Re: A Few Standard Folders [Re: Structure in $HOME]
- From: Todd Kulesza <todd dropline net>
- To: Seth Nickell <snickell stanford edu>
- Cc: desktop-devel-list gnome org
- Subject: Re: A Few Standard Folders [Re: Structure in $HOME]
- Date: Tue, 14 Jan 2003 00:10:25 -0500
Seth Nickell wrote:
And who has to set the GConf key? (Serious question, not trying to throw
stones) Is your suggstion that to get a localised desktop, non-English
speakers are expected to go set 5 or 6 "folder names" to be folder names
in their native language rather than English? Or would they
automatically be set this way if you login for the very first time in a
non-English locale? Or would they automatically get set whenever you
login to a non-English locale?
To keep this simple, I'm just going to use "Documents" as an example
folder, but the idea would apply to any default folder we add.

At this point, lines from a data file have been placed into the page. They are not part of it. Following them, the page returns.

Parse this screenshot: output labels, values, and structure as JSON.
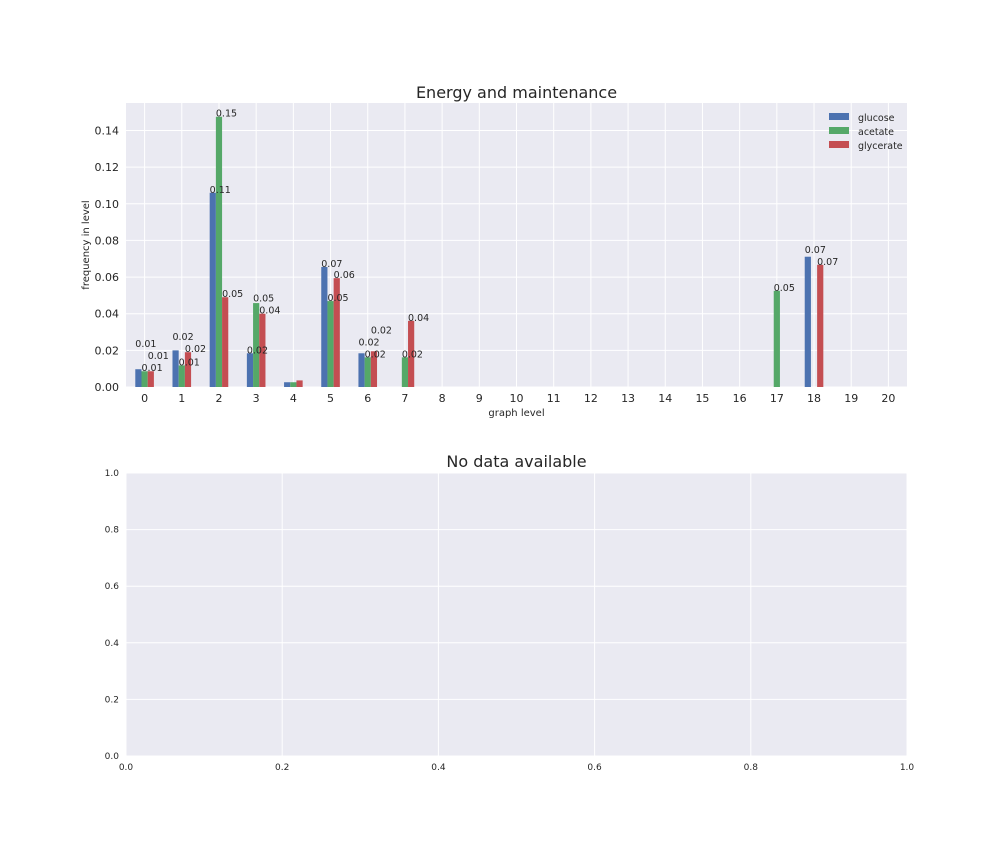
{
  "chart_data": [
    {
      "type": "bar",
      "title": "Energy and maintenance",
      "xlabel": "graph level",
      "ylabel": "frequency in level",
      "categories": [
        "0",
        "1",
        "2",
        "3",
        "4",
        "5",
        "6",
        "7",
        "8",
        "9",
        "10",
        "11",
        "12",
        "13",
        "14",
        "15",
        "16",
        "17",
        "18",
        "19",
        "20"
      ],
      "xlim": [
        -0.5,
        20.5
      ],
      "ylim": [
        0,
        0.155
      ],
      "yticks": [
        0.0,
        0.02,
        0.04,
        0.06,
        0.08,
        0.1,
        0.12,
        0.14
      ],
      "ytick_labels": [
        "0.00",
        "0.02",
        "0.04",
        "0.06",
        "0.08",
        "0.10",
        "0.12",
        "0.14"
      ],
      "grid": true,
      "legend_position": "top-right",
      "background": "#EAEAF2",
      "series": [
        {
          "name": "glucose",
          "color": "#4C72B0",
          "values": [
            0.0097,
            0.02,
            0.106,
            0.0184,
            0.0026,
            0.0655,
            0.0184,
            0,
            0,
            0,
            0,
            0,
            0,
            0,
            0,
            0,
            0,
            0,
            0.0711,
            0,
            0
          ],
          "labels": [
            "0.01",
            "0.02",
            "0.11",
            "0.02",
            null,
            "0.07",
            "0.02",
            null,
            null,
            null,
            null,
            null,
            null,
            null,
            null,
            null,
            null,
            null,
            "0.07",
            null,
            null
          ]
        },
        {
          "name": "acetate",
          "color": "#55A868",
          "values": [
            0.0086,
            0.0118,
            0.1475,
            0.0458,
            0.0026,
            0.0469,
            0.0162,
            0.0162,
            0,
            0,
            0,
            0,
            0,
            0,
            0,
            0,
            0,
            0.0525,
            0,
            0,
            0
          ],
          "labels": [
            "0.01",
            "0.01",
            "0.15",
            "0.05",
            null,
            "0.05",
            "0.02",
            "0.02",
            null,
            null,
            null,
            null,
            null,
            null,
            null,
            null,
            null,
            "0.05",
            null,
            null,
            null
          ]
        },
        {
          "name": "glycerate",
          "color": "#C44E52",
          "values": [
            0.0086,
            0.019,
            0.049,
            0.04,
            0.0036,
            0.0594,
            0.0195,
            0.0361,
            0,
            0,
            0,
            0,
            0,
            0,
            0,
            0,
            0,
            0,
            0.0667,
            0,
            0
          ],
          "labels": [
            "0.01",
            "0.02",
            "0.05",
            "0.04",
            null,
            "0.06",
            "0.02",
            "0.04",
            null,
            null,
            null,
            null,
            null,
            null,
            null,
            null,
            null,
            null,
            "0.07",
            null,
            null
          ]
        }
      ]
    },
    {
      "type": "bar",
      "title": "No data available",
      "xlim": [
        0,
        1
      ],
      "ylim": [
        0,
        1
      ],
      "xticks": [
        0.0,
        0.2,
        0.4,
        0.6,
        0.8,
        1.0
      ],
      "xtick_labels": [
        "0.0",
        "0.2",
        "0.4",
        "0.6",
        "0.8",
        "1.0"
      ],
      "yticks": [
        0.0,
        0.2,
        0.4,
        0.6,
        0.8,
        1.0
      ],
      "ytick_labels": [
        "0.0",
        "0.2",
        "0.4",
        "0.6",
        "0.8",
        "1.0"
      ],
      "grid": true,
      "background": "#EAEAF2",
      "series": []
    }
  ]
}
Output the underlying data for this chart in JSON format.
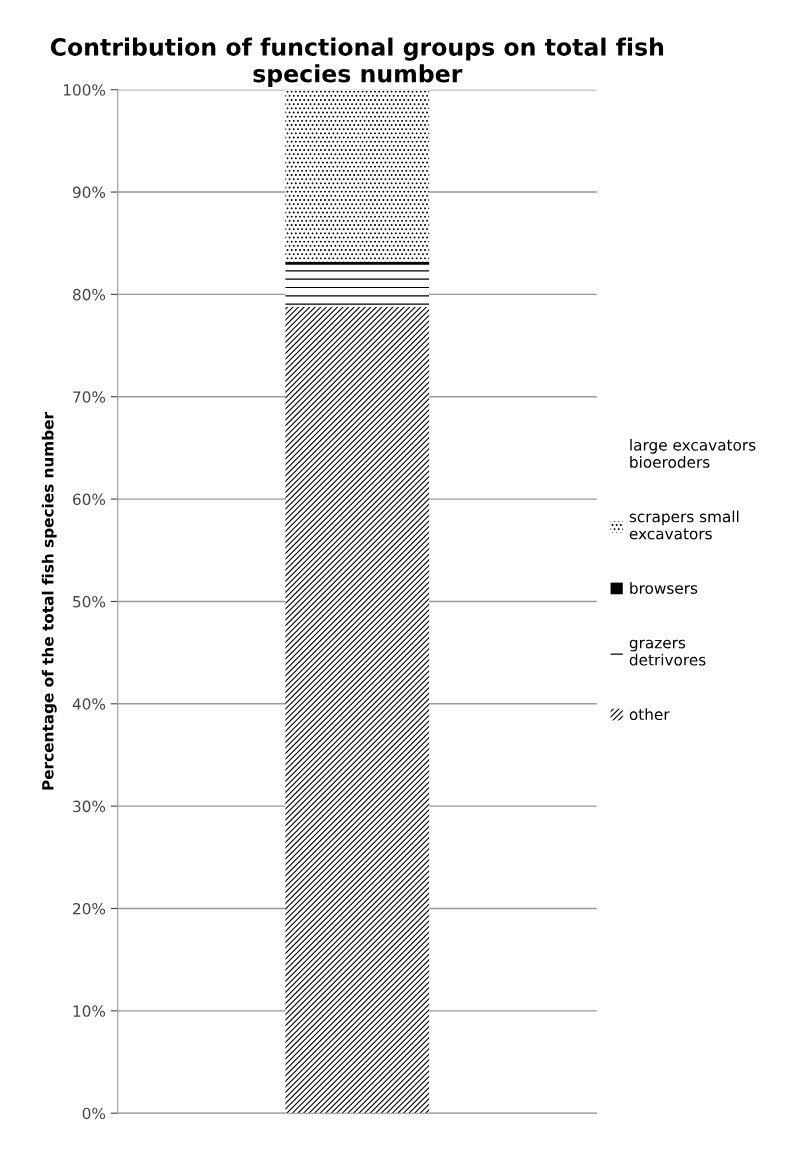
{
  "chart_data": {
    "type": "bar",
    "stacked": true,
    "title": "Contribution of functional groups on total fish species number",
    "ylabel": "Percentage of the total fish species number",
    "categories": [
      null
    ],
    "series": [
      {
        "name": "other",
        "color": "#000000",
        "values": [
          78.8
        ]
      },
      {
        "name": "grazers detrivores",
        "color": "#000000",
        "values": [
          4.1
        ]
      },
      {
        "name": "browsers",
        "color": "#000000",
        "values": [
          0.3
        ]
      },
      {
        "name": "scrapers small excavators",
        "color": "#000000",
        "values": [
          16.8
        ]
      },
      {
        "name": "large excavators bioeroders",
        "color": "#000000",
        "values": [
          0
        ]
      }
    ],
    "ylim": [
      0,
      100
    ],
    "yticks": [
      {
        "value": 0,
        "label": "0%"
      },
      {
        "value": 10,
        "label": "10%"
      },
      {
        "value": 20,
        "label": "20%"
      },
      {
        "value": 30,
        "label": "30%"
      },
      {
        "value": 40,
        "label": "40%"
      },
      {
        "value": 50,
        "label": "50%"
      },
      {
        "value": 60,
        "label": "60%"
      },
      {
        "value": 70,
        "label": "70%"
      },
      {
        "value": 80,
        "label": "80%"
      },
      {
        "value": 90,
        "label": "90%"
      },
      {
        "value": 100,
        "label": "100%"
      }
    ],
    "grid": "y",
    "legend": "right"
  }
}
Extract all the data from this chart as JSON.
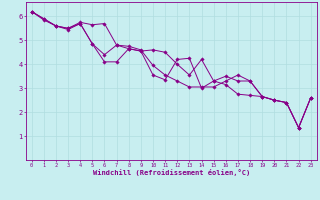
{
  "title": "",
  "xlabel": "Windchill (Refroidissement éolien,°C)",
  "ylabel": "",
  "bg_color": "#c8eef0",
  "line_color": "#880088",
  "marker_color": "#880088",
  "grid_color": "#b0dde0",
  "xlim": [
    -0.5,
    23.5
  ],
  "ylim": [
    0,
    6.6
  ],
  "xticks": [
    0,
    1,
    2,
    3,
    4,
    5,
    6,
    7,
    8,
    9,
    10,
    11,
    12,
    13,
    14,
    15,
    16,
    17,
    18,
    19,
    20,
    21,
    22,
    23
  ],
  "yticks": [
    1,
    2,
    3,
    4,
    5,
    6
  ],
  "lines": [
    [
      6.2,
      5.9,
      5.6,
      5.5,
      5.7,
      4.85,
      4.4,
      4.8,
      4.75,
      4.6,
      3.95,
      3.55,
      3.3,
      3.05,
      3.05,
      3.05,
      3.3,
      3.55,
      3.3,
      2.65,
      2.5,
      2.4,
      1.35,
      2.6
    ],
    [
      6.2,
      5.85,
      5.6,
      5.45,
      5.7,
      4.85,
      4.1,
      4.1,
      4.65,
      4.55,
      3.55,
      3.35,
      4.2,
      4.25,
      3.0,
      3.3,
      3.5,
      3.3,
      3.3,
      2.65,
      2.5,
      2.4,
      1.35,
      2.6
    ],
    [
      6.2,
      5.9,
      5.6,
      5.5,
      5.75,
      5.65,
      5.7,
      4.8,
      4.65,
      4.55,
      4.6,
      4.5,
      4.0,
      3.55,
      4.2,
      3.3,
      3.15,
      2.75,
      2.7,
      2.65,
      2.5,
      2.4,
      1.35,
      2.6
    ]
  ]
}
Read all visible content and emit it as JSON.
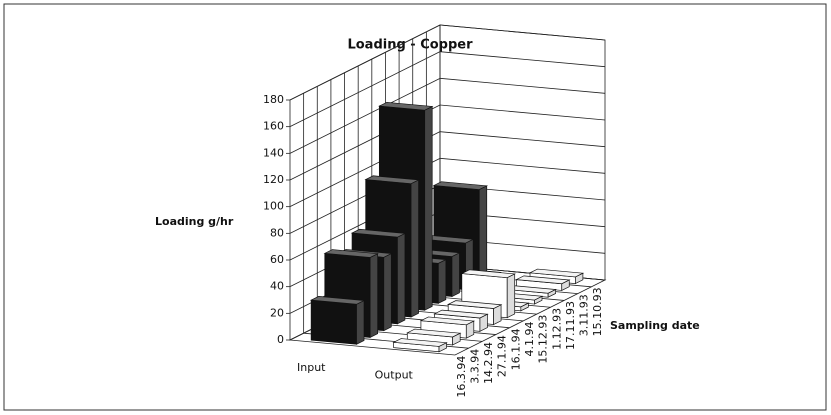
{
  "chart_data": {
    "type": "bar3d",
    "title": "Loading - Copper",
    "ylabel": "Loading g/hr",
    "zlabel": "Sampling date",
    "categories": [
      "16.3.94",
      "3.3.94",
      "14.2.94",
      "27.1.94",
      "16.1.94",
      "4.1.94",
      "15.12.93",
      "1.12.93",
      "17.11.93",
      "3.11.93",
      "15.10.93"
    ],
    "series": [
      {
        "name": "Input",
        "color": "#111111",
        "values": [
          30,
          60,
          55,
          65,
          100,
          150,
          30,
          30,
          35,
          70,
          0
        ]
      },
      {
        "name": "Output",
        "color": "#ffffff",
        "values": [
          4,
          6,
          10,
          10,
          12,
          30,
          3,
          3,
          3,
          5,
          5
        ]
      }
    ],
    "ylim": [
      0,
      180
    ],
    "yticks": [
      0,
      20,
      40,
      60,
      80,
      100,
      120,
      140,
      160,
      180
    ],
    "grid": true
  }
}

This may be pure crack, but what if, on each login, GNOME checks for the
existance of "Documents" in the user's home directory by comparing a
list of translations for "Documents". If it finds a match that's not in
the user's current locale, and no "Documents" folder is found in the
current language, it renames the folder based on the user's current
language. Then we have one GConf key to toggle this behaviour, since
obviously some people may not want it. This way, no matter what
application the person uses, that folder will show up with the correct
name. GNOME, KDE, Xlib, terminal apps, whatever--they'll all work.
I agree with you that most users won't care what language a folder is
displayed in. I think they'd see it would make perfect sense, based on
their language selection: everything else on the desktop is translated,
so why not generic folder names as well?